Das neue Kirchenoberhaupt könne nur mit einem Team die nötige grundlegende Reform der Kirche mit angehen, sagt der Theologieprofessor Hubert Wolf. Der neue Papst müsse kritisch schauen, welche Aufgaben er selbst schaffe, und den Rest abgeben.

Hubert Wolf im Gespräch mit Dirk Müller | 11.03.2013
    Dirk Müller: Noch vor Ostern soll es so weit sein, Schluss mit dem verwaisten Stuhl.
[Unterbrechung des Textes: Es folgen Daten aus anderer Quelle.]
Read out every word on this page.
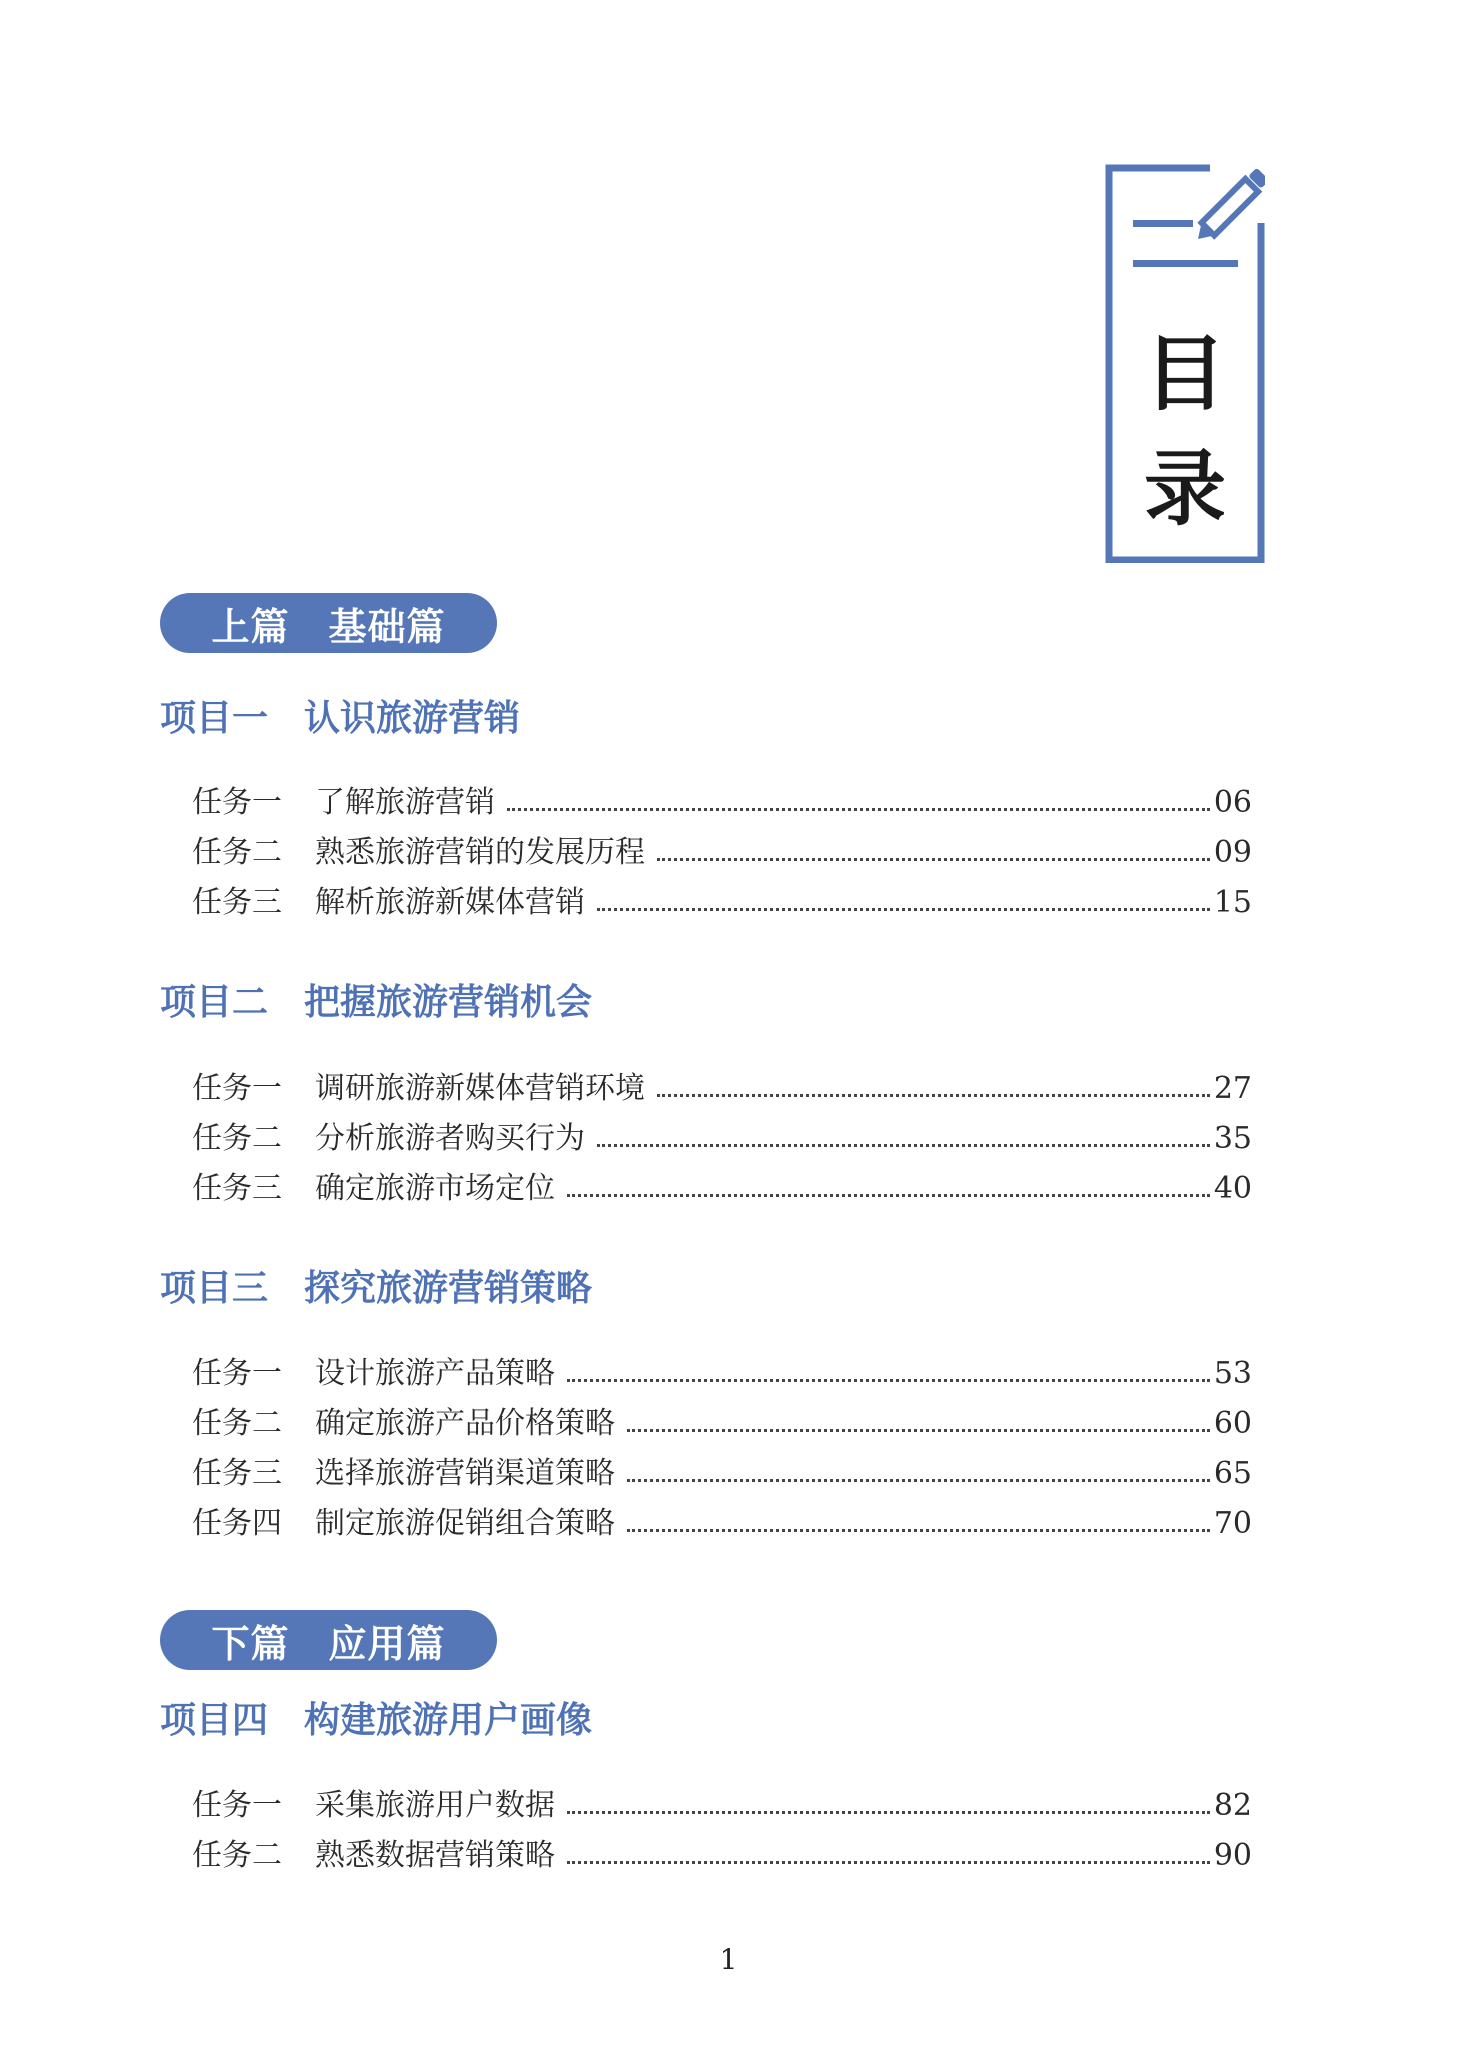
目
录
上篇　基础篇
项目一　认识旅游营销
任务一 了解旅游营销	06
任务二 熟悉旅游营销的发展历程	09
任务三 解析旅游新媒体营销	15
项目二　把握旅游营销机会
任务一 调研旅游新媒体营销环境	27
任务二 分析旅游者购买行为	35
任务三 确定旅游市场定位	40
项目三　探究旅游营销策略
任务一 设计旅游产品策略	53
任务二 确定旅游产品价格策略	60
任务三 选择旅游营销渠道策略	65
任务四 制定旅游促销组合策略	70
下篇　应用篇
项目四　构建旅游用户画像
任务一 采集旅游用户数据	82
任务二 熟悉数据营销策略	90
1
Bis Ende des Monats also soll es gelingen, dass sich die 115 Kardinäle auf einen neuen Papst einigen. 115 Kardinäle aus allen Kontinenten, die jünger als 80 Jahre sein müssen, um an der Marathon-Sitzung in der Sixtinischen Kapelle teilnehmen zu können.
    115 Kardinäle in der Sixtinischen Kapelle, ab morgen Start des Konklave – darüber sprechen wollen wir nun mit dem Theologen, Vatikan-Experten und Buchautor Professor Hubert Wolf von der Universität in Würzburg. Guten Morgen!

    Hubert Wolf: Guten Morgen!

    Müller: Herr Wolf, warum ist man mit 80 Jahren zu alt?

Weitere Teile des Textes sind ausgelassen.